Many highlights prod through the tracklisting. Its opener immediately demonstrates McCartney’s melodic mind is operating at a seriously high level, somehow making a pretty tune out of the discordant, askew guitar patterns of ‘As You Lie There’ as it waltzes from spoken word to a heavy riff-littered chorus. The mournful ‘Days We Left Behind’ claws for a lost past, its descending chord sequence binding with the tenderness of McCartney’s aged vocal to summon a gorgeous melancholy. ‘Ripples In A Pond’ is a breezy slice of pop which sounds a little Smiths-y in its chord sequence and guitar tones; ‘Never Know’ is punctured by bubbling backing vocals that nicely lift the instrumental before a tapeloop whirls out of control.
All the strands of the songwriting styles that are weaved throughout his career are lovingly attended to and evolved on the record. ‘Life Can Be Hard’ is the latest addition to McCartney’s canon of old music hall tunes that began with ‘When I’m Sixty Four’. The closing statements of ‘Salesman Saint’ and ‘Momma Get By’ are the most emotionally resonant, pulling together another of his classic storytelling character portraits. Rather than the lonely elderly folks of ‘Eleanor Rigby’ or the girl who went to meet a man from the motortrade on ‘She’s Leaving Home’, it’s his own parents who are affectionately immortalised here. Stirring strings and clarinets circle the refrain of “she loves him with all her heart and soul”.

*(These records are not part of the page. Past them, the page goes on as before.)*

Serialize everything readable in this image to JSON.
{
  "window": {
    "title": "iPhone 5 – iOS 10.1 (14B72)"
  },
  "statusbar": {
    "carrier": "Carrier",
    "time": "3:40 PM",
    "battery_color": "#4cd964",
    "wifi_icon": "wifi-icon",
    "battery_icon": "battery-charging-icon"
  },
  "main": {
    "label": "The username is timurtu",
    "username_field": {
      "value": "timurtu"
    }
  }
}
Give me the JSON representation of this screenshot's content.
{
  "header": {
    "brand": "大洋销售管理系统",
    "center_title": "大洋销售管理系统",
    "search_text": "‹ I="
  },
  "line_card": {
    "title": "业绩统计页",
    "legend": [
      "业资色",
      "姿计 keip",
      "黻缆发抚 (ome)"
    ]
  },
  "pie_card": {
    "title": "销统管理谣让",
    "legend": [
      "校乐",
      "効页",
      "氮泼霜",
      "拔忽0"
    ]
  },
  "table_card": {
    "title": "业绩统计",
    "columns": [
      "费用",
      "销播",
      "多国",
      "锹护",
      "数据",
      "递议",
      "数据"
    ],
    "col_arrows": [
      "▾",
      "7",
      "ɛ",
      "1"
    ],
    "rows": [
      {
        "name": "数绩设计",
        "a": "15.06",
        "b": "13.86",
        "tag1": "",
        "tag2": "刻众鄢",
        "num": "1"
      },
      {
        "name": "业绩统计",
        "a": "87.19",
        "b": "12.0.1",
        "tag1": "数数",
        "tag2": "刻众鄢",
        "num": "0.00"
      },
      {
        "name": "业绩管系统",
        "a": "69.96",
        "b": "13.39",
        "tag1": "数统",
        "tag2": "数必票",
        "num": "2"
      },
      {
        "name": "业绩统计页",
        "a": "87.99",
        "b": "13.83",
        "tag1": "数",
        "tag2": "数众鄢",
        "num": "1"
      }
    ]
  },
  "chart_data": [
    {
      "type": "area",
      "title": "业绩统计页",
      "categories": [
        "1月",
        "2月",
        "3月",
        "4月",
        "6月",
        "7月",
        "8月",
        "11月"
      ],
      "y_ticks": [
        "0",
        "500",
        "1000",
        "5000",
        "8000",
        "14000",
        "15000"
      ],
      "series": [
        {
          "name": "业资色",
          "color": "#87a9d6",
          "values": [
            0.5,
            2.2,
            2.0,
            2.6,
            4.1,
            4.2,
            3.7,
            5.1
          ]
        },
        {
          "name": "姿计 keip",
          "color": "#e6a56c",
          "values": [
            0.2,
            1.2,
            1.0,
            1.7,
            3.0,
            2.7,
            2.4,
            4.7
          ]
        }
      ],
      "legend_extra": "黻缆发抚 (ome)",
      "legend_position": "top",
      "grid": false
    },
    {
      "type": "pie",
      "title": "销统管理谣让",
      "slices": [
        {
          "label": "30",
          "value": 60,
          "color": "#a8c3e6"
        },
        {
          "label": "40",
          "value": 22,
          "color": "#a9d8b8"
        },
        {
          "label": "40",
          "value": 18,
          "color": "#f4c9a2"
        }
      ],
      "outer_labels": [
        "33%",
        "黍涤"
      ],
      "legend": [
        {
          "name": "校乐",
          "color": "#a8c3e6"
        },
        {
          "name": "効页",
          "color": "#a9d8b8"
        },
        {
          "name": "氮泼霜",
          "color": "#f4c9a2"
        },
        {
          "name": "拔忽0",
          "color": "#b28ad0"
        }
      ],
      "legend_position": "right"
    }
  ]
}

If it’s a wrap here, then ‘The Boys of Dungeon Lane’ is a fitting closing statement bringing the subjects and hallmarks of his songwriting full circle. Though for a man who can still do head stands and knock out a convincing Little Richard scream at 83, don’t count on this being curtains for McCartney. For the meantime, it’s a pleasure to bask in the effortless melodies that spring from his well.